Taranto, giustizia per il piccolo Lorenzo Zaratta: 9 dirigenti ex Ilva indagati per omicidio colposo

Si è chiusa l'inchiesta sulla morte del piccolo Lorenzo Zaratta, detto Lollo, morto di tumore al cervello a soli 5 anni. La procura di Taranto ha iscritto 9 dirigenti ex Ilva nel registro degli indagati.

Taranto, giustizia per il piccolo Lorenzo Zaratta: 9 dirigenti ex Ilva indagati per omicidio colposo

La storia del piccolo Lorenzo Zaratta, detto Lollo, è uno dei simboli della questione ambientale di Taranto. Tante volte abbiamo visto il suo papà, Mauro Zaratta, partecipare a numerose manifestazioni contro l’inquinamento nel capoluogo ionico e non si è mai arreso, per cercare di dare giustizia al suo bambino.

Si, perchè Lorenzo si è ammalato a soli 3 mesi dalla nascita ed è morto a 5 anni, il 30 luglio 2014, per un tumore al cervello. Ieri la giustizia, che non potrà ridarci in vita Lollo, ha comunque iniziato a fare qualche passo avanti. La procura di Taranto, infatti, ha chiuso l’inchiesta della morte del piccolo, dicendo che sono state le emissioni velenose dell’ex Ilva di Taranto a causare il decesso di Lorenzo.

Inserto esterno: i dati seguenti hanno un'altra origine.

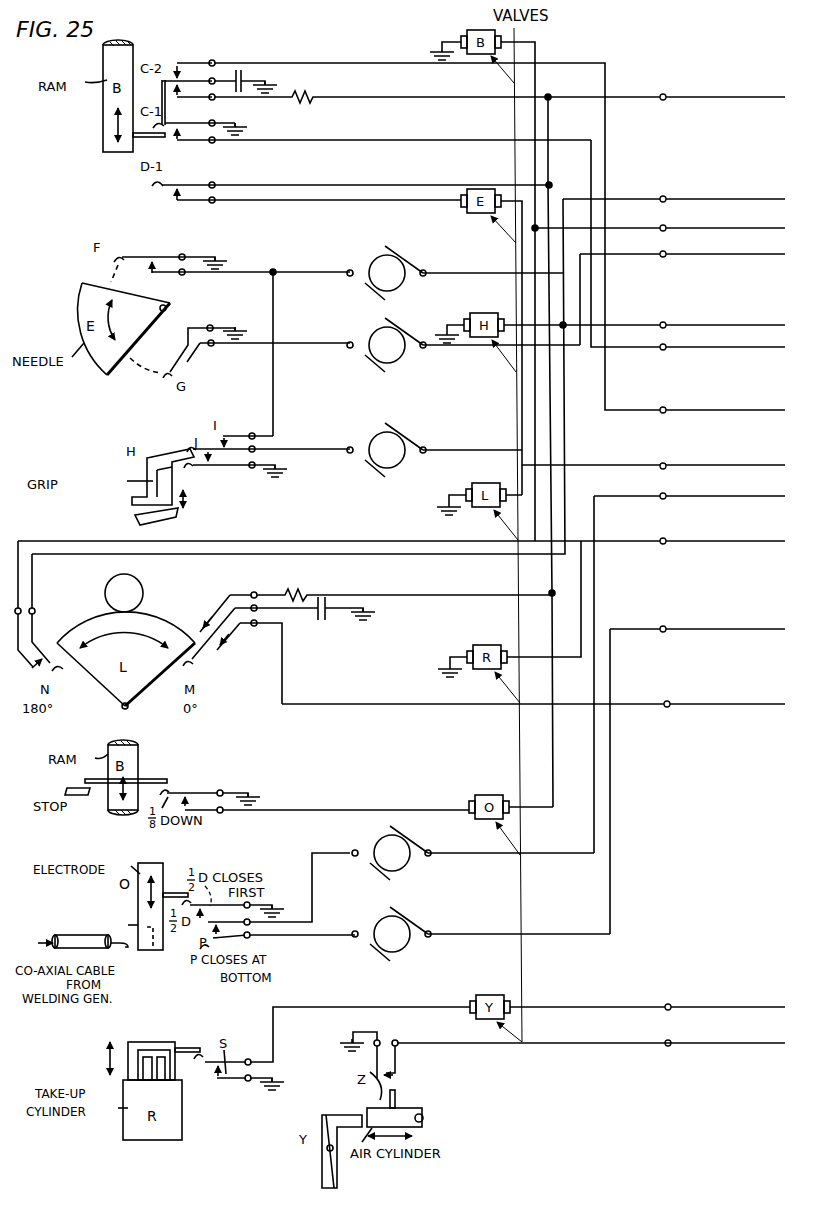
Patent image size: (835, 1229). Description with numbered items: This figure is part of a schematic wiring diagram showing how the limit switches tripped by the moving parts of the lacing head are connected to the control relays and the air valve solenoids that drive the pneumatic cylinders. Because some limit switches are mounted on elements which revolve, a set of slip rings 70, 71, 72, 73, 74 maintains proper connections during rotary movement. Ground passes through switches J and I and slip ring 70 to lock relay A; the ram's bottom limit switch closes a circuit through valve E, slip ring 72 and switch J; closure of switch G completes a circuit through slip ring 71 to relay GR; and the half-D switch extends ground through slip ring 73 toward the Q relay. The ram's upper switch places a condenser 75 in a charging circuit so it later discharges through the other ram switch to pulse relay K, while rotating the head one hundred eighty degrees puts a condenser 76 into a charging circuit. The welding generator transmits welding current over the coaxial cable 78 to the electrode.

The slip ring 70 is at (396, 283).
The slip ring 71 is at (396, 355).
The slip ring 72 is at (396, 460).
The slip ring 73 is at (401, 863).
The slip ring 74 is at (401, 944).
The condenser 75 is at (241, 74).
The condenser 76 is at (322, 627).
The coaxial cable 78 is at (77, 940).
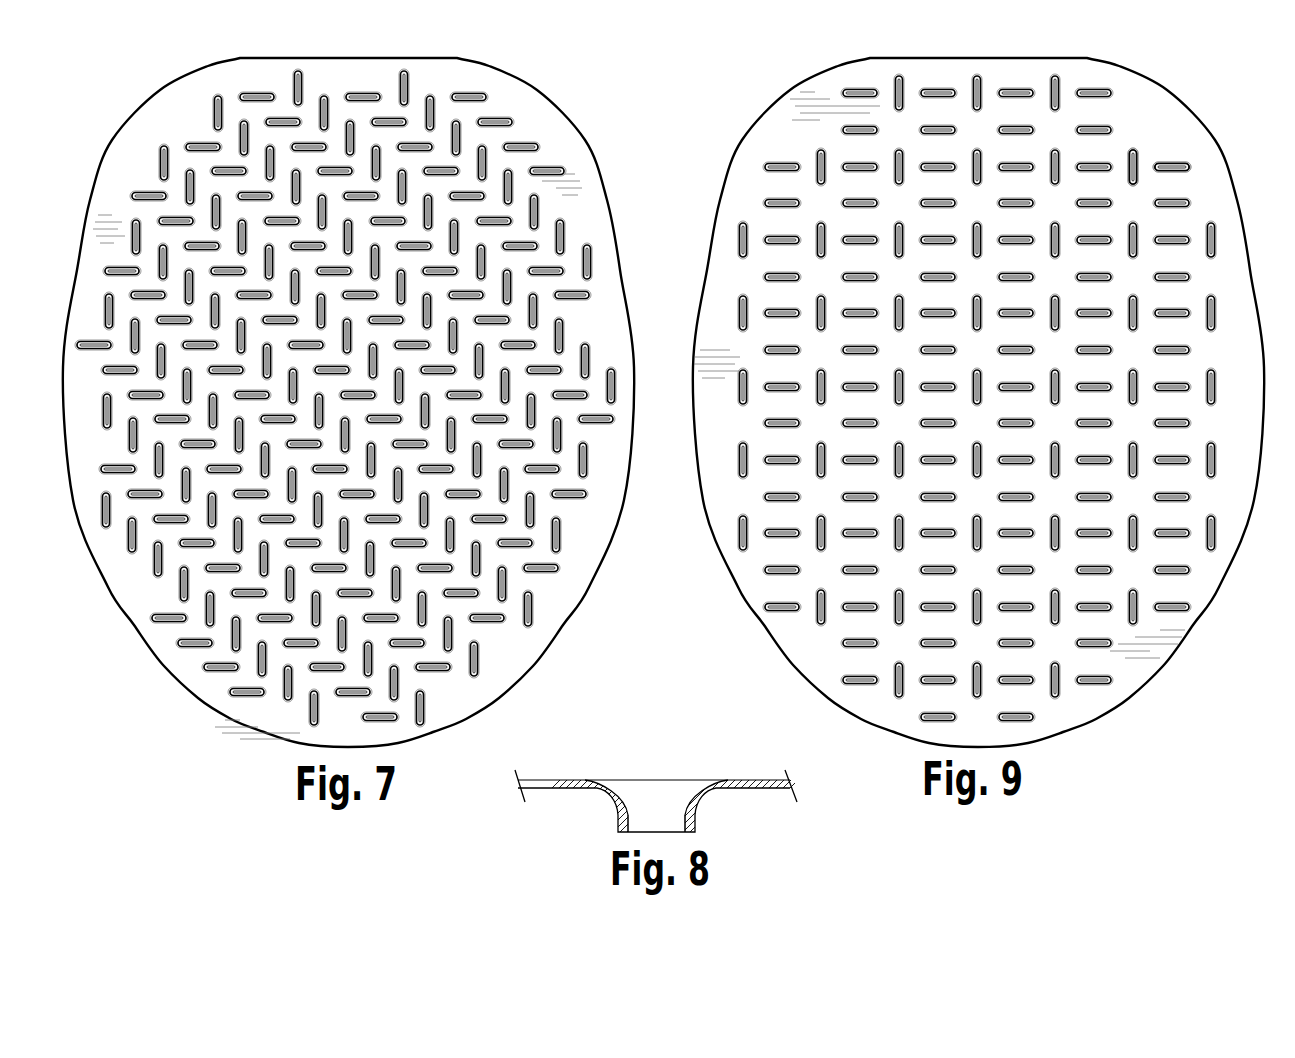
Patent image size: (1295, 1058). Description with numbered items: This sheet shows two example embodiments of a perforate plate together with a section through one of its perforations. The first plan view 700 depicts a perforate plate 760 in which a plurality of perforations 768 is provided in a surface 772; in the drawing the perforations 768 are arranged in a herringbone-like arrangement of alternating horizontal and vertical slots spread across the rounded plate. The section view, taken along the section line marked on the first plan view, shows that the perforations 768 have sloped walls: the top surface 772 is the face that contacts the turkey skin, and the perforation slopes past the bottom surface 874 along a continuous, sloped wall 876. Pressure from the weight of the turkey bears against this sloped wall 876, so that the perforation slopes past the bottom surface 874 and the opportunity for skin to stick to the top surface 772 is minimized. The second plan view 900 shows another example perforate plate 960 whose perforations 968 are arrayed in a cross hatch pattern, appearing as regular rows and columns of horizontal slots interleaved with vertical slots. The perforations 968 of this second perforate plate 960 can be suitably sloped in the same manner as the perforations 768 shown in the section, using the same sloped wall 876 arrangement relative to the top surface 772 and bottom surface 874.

In FIG. 7, the plan view 700 is at (364, 387).
In FIG. 7, the perforate plate 760 is at (619, 250).
In FIG. 7, the perforations 768 is at (500, 121).
In FIG. 7, the surface 772 is at (583, 214).
In FIG. 8, the surface 772 is at (570, 779).
In FIG. 8, the bottom surface 874 is at (762, 792).
In FIG. 8, the sloped wall 876 is at (683, 788).
In FIG. 9, the plan view 900 is at (985, 388).
In FIG. 9, the perforate plate 960 is at (1248, 247).
In FIG. 9, the perforations 968 is at (1138, 158).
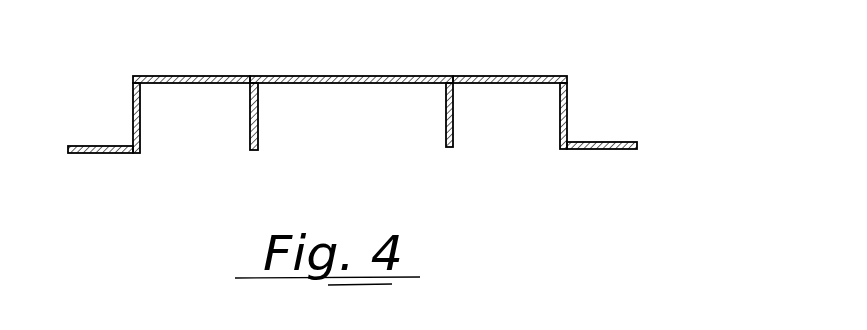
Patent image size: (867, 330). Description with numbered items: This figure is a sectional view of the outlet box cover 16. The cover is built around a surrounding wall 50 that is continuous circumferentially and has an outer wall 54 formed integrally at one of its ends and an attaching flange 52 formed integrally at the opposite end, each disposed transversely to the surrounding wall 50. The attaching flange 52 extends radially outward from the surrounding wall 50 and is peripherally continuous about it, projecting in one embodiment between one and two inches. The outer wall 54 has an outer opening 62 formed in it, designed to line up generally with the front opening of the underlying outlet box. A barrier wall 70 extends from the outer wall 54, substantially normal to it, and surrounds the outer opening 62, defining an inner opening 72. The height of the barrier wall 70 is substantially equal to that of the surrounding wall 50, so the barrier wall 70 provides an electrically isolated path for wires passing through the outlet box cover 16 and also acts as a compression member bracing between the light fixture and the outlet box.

The outlet box cover 16 is at (642, 38).
The surrounding wall 50 is at (133, 107).
The attaching flange 52 is at (106, 153).
The outer wall 54 is at (200, 78).
The outer opening 62 is at (355, 75).
The barrier wall 70 is at (248, 107).
The inner opening 72 is at (350, 148).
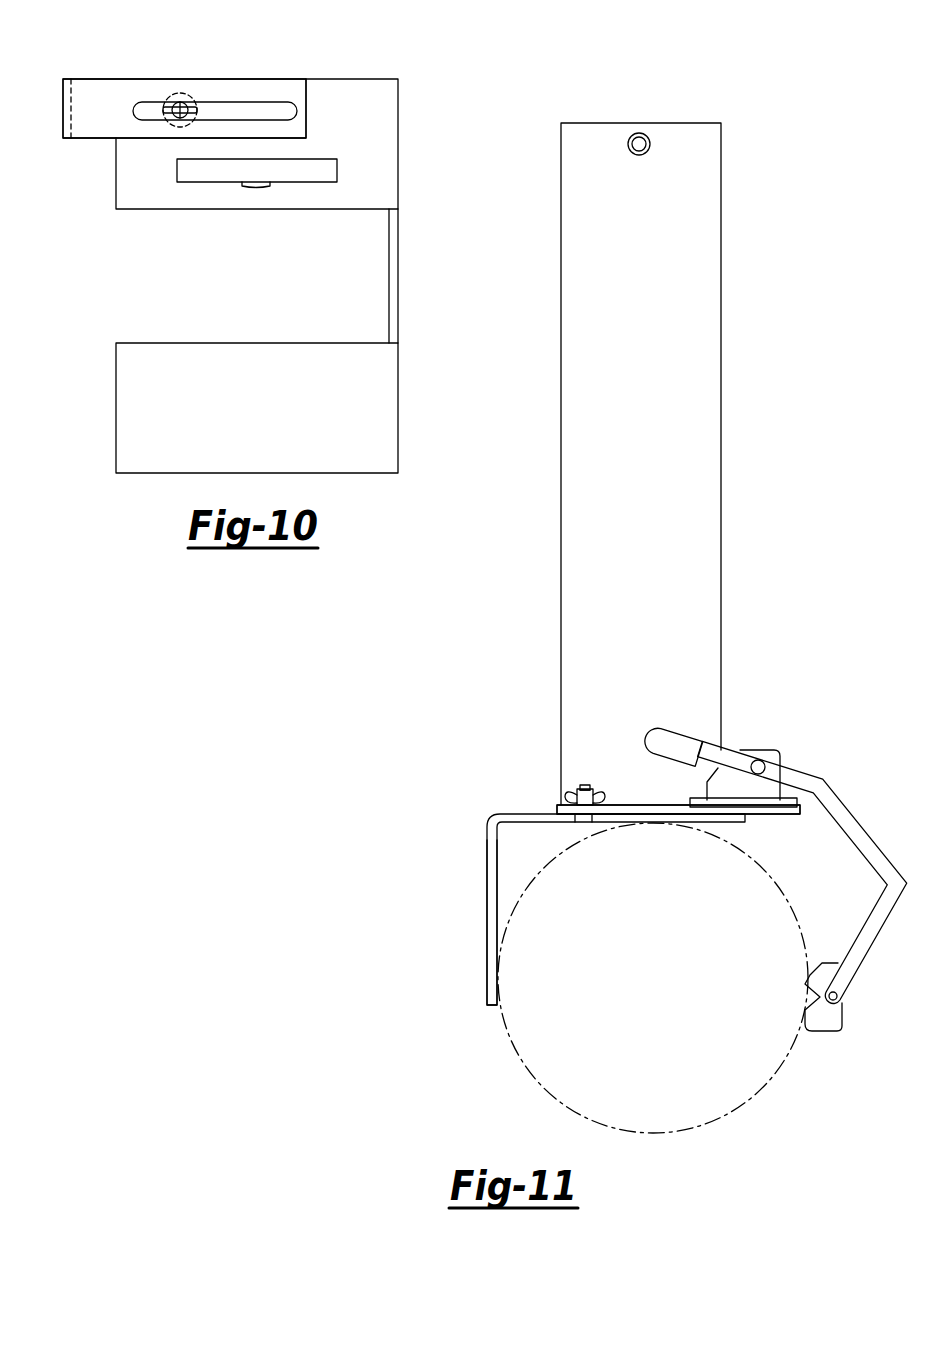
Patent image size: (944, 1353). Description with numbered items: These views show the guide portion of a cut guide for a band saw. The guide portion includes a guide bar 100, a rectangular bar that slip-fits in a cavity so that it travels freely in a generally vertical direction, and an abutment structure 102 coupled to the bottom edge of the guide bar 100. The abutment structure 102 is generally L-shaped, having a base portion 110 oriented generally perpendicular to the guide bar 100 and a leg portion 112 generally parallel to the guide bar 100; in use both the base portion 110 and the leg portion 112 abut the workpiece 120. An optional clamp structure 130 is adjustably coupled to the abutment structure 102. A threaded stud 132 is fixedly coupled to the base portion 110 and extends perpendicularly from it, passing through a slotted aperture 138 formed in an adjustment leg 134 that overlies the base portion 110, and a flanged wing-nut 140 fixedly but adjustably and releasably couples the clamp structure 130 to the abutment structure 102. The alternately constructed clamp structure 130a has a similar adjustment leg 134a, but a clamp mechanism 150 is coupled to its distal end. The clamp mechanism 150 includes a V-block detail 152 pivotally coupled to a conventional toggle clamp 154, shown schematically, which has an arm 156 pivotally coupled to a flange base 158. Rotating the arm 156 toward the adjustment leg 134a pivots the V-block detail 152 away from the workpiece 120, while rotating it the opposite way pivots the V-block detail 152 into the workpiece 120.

In FIG. 10, the guide bar 100 is at (295, 172).
In FIG. 10, the abutment structure 102 is at (420, 411).
In FIG. 11, the abutment structure 102 is at (425, 946).
In FIG. 10, the base portion 110 is at (151, 198).
In FIG. 11, the base portion 110 is at (531, 818).
In FIG. 10, the leg portion 112 is at (398, 289).
In FIG. 11, the leg portion 112 is at (491, 890).
In FIG. 11, the workpiece 120 is at (520, 1058).
In FIG. 10, the clamp structure 130 is at (88, 162).
In FIG. 11, the clamp structure 130a is at (860, 768).
In FIG. 10, the threaded stud 132 is at (181, 103).
In FIG. 11, the threaded stud 132 is at (585, 785).
In FIG. 10, the adjustment leg 134 is at (275, 88).
In FIG. 11, the adjustment leg 134a is at (640, 805).
In FIG. 10, the slotted aperture 138 is at (147, 104).
In FIG. 11, the flanged wing-nut 140 is at (566, 793).
In FIG. 11, the clamp mechanism 150 is at (758, 735).
In FIG. 11, the V-block detail 152 is at (828, 1022).
In FIG. 11, the toggle clamp 154 is at (752, 808).
In FIG. 11, the arm 156 is at (670, 738).
In FIG. 11, the flange base 158 is at (727, 788).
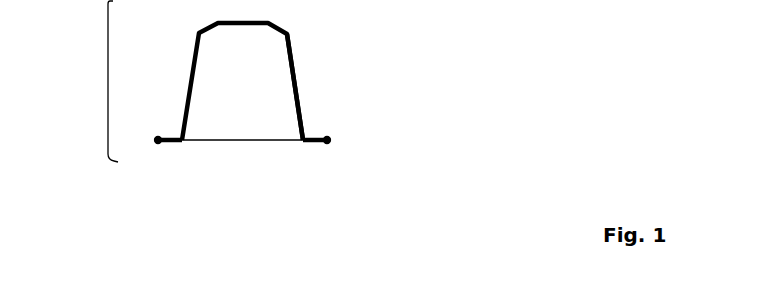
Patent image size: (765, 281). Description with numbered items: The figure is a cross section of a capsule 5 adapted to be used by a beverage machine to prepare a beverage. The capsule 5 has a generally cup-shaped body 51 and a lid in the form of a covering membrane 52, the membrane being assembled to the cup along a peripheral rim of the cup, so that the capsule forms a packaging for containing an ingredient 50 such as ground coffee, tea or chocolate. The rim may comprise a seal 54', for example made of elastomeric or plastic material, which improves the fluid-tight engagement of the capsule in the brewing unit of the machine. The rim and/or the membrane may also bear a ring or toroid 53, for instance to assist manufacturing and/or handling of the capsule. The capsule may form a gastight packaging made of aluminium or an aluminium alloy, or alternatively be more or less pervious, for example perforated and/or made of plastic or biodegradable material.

The capsule 5 is at (107, 19).
The ingredient 50 is at (242, 81).
The cup-shaped body 51 is at (298, 73).
The covering membrane 52 is at (245, 142).
The ring or toroid 53 is at (155, 145).
The seal 54' is at (248, 113).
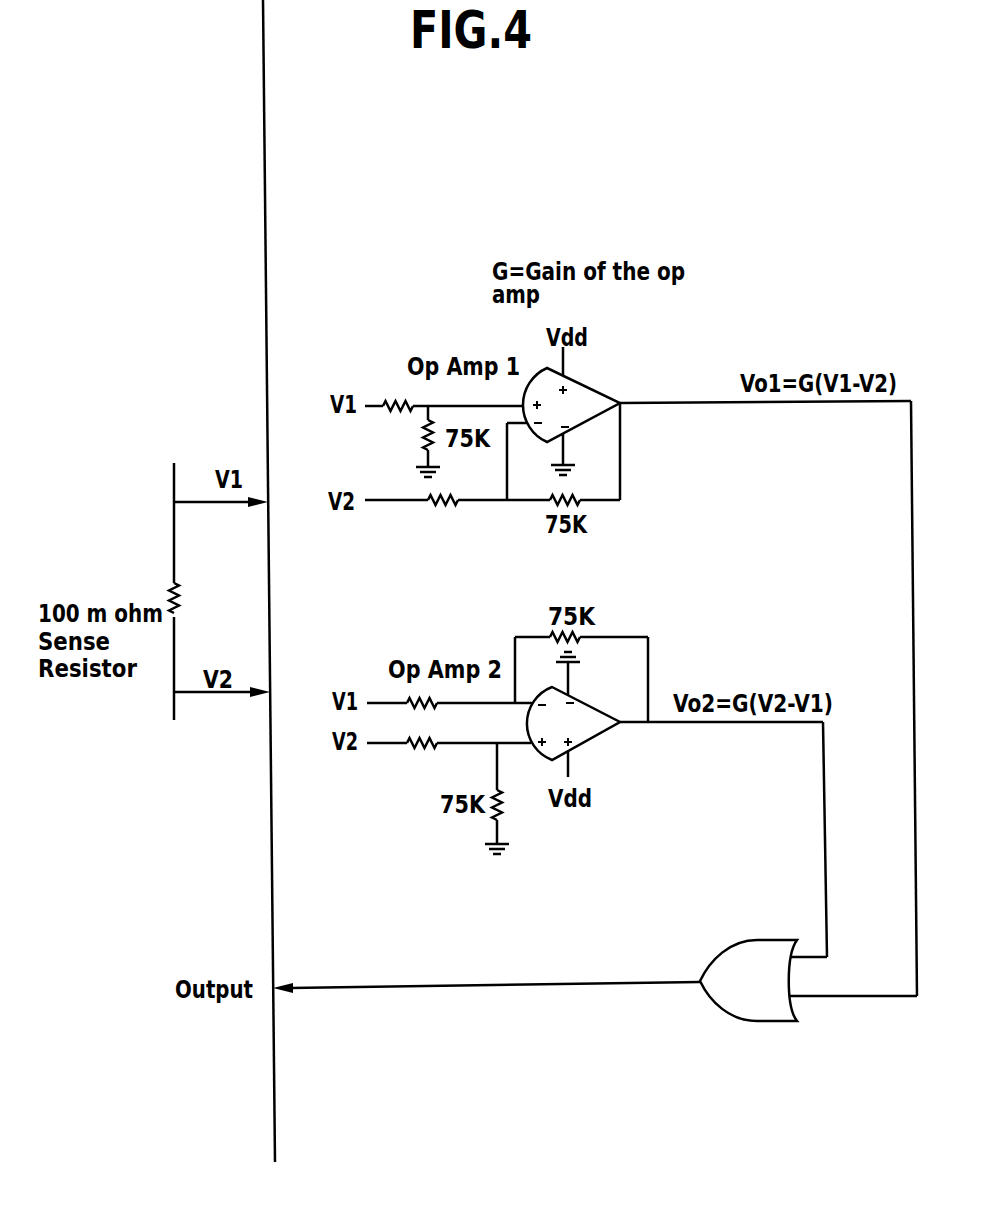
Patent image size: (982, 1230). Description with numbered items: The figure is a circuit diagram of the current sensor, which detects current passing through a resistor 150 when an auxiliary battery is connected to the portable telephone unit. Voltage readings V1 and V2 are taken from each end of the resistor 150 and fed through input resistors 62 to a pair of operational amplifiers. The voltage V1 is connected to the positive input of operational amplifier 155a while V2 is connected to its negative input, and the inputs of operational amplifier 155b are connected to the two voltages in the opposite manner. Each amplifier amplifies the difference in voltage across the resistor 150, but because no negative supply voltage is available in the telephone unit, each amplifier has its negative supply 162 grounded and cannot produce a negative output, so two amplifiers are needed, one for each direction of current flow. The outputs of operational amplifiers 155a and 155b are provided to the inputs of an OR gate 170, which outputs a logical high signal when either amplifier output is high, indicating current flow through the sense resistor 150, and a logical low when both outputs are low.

Gli inquirenti hanno chiuso l’inchiesta sulle cause della malattia del bambino, notificando l’avviso di conclusione delle indagini con iscrizione nel registro degli indagati di 9 ex dirigenti ex Ilva, tra cui Luigi Capogrosso, che guidavano la fabbrica negli anni della gestione Riva, con l’accusa di omicidio colposo.

La motivazione dei pubblici ministeri

Secondo i pubblici ministeri Remo Epifani e Mariano Buccoliero, i dirigenti “consentivano la dispersione di polveri e sostanze nocive provenienti dalle lavorazioni delle Aree: Parchi Minerali, Cokerie, Agglomerato, Acciaierie e Gestione Rottami Ferrosi dello stabilimento siderurgico, omettendo l’adozione delle misure di prevenzione contro gli infortuni sul lavoro e malattie professionali”. Parliamo di aree della fabbrica più impattanti ambientalmente.

Questo “avrebbe causato una grave malattia neurologica al piccolo Lorenzo Zaratta che assumeva le sostanze velenose durante il periodo in cui era nello stato fetale, che avrebbe così sviluppato una malattia neoplastica che lo conduceva alla morte”.

Ma come si è giunti a queste conclusioni? Grazie agli studi effettuati dai consulenti dell’avvocato Leonardo La Porta, che assiste la famiglia di Lorenzo. Sono stati loro a sostenere che nel cervello di Lollo c’erano “numerosi corpi estranei tra cui ferro, acciaio, zinco e persino silicio e alluminio”.

Le parole di Antonietta Gatti, fisica e bioingegnera

Antonietta Gatti, fisica e bioingegnere, che ha analizzato una serie di campioni biologici del piccolo Lorenzo, ha parlato di caso emblematico perchè la patologia tumorale del bambino si è resa manifesta nei primi mesi di vita, quando le esposizioni ambientali sono molto limitate se non quasi nulle stante lo stile di vita caratteristico dell’età.

Per la Gatti, la causa di una malattia così grave è da ricercare nell’esposizione della madre durante la gravidanza. Durante i 9 mesi di attesa, la mamma di Lorenzo ha lavorato nel quartiere Tamburi, a pochi metri dalle ciminiere e dalle emissioni nocive dell’Iva. Diversi membri della famiglia dei genitori sono morti per tumore e il nonno materno di Lollo lavorava proprio nello stabilimento siderurgico tarantino.

Il movimento “Giustizia per Taranto”

Secondo il movimento “Giustizia per Taranto”, le mamme possono trasmettere i veleni dello stabilimento siderurgico ai propri figli, che possono ammalarsi e morire per colpa dell’Ilva. Il movimento scrive: “Per la prima volta abbiamo un nome: per la prima volta nella storia della nostra città, i responsabili (all’epoca dei fatti) di alcuni reparti dello stabilimento siderurgico dovranno rispondere della morte di un bambino che sarebbe potuto essere il nostro, di un bambino che avrebbe avuto tutto il diritto di nascere sano, di giocare, di crescere e poi vivere la sua vita. Ma a Taranto questo non è possibile”. “Giustizia per Taranto” prosegue: “A Taranto si può nascere con una grave malattia legata all’inquinamento e poi morire per questo”.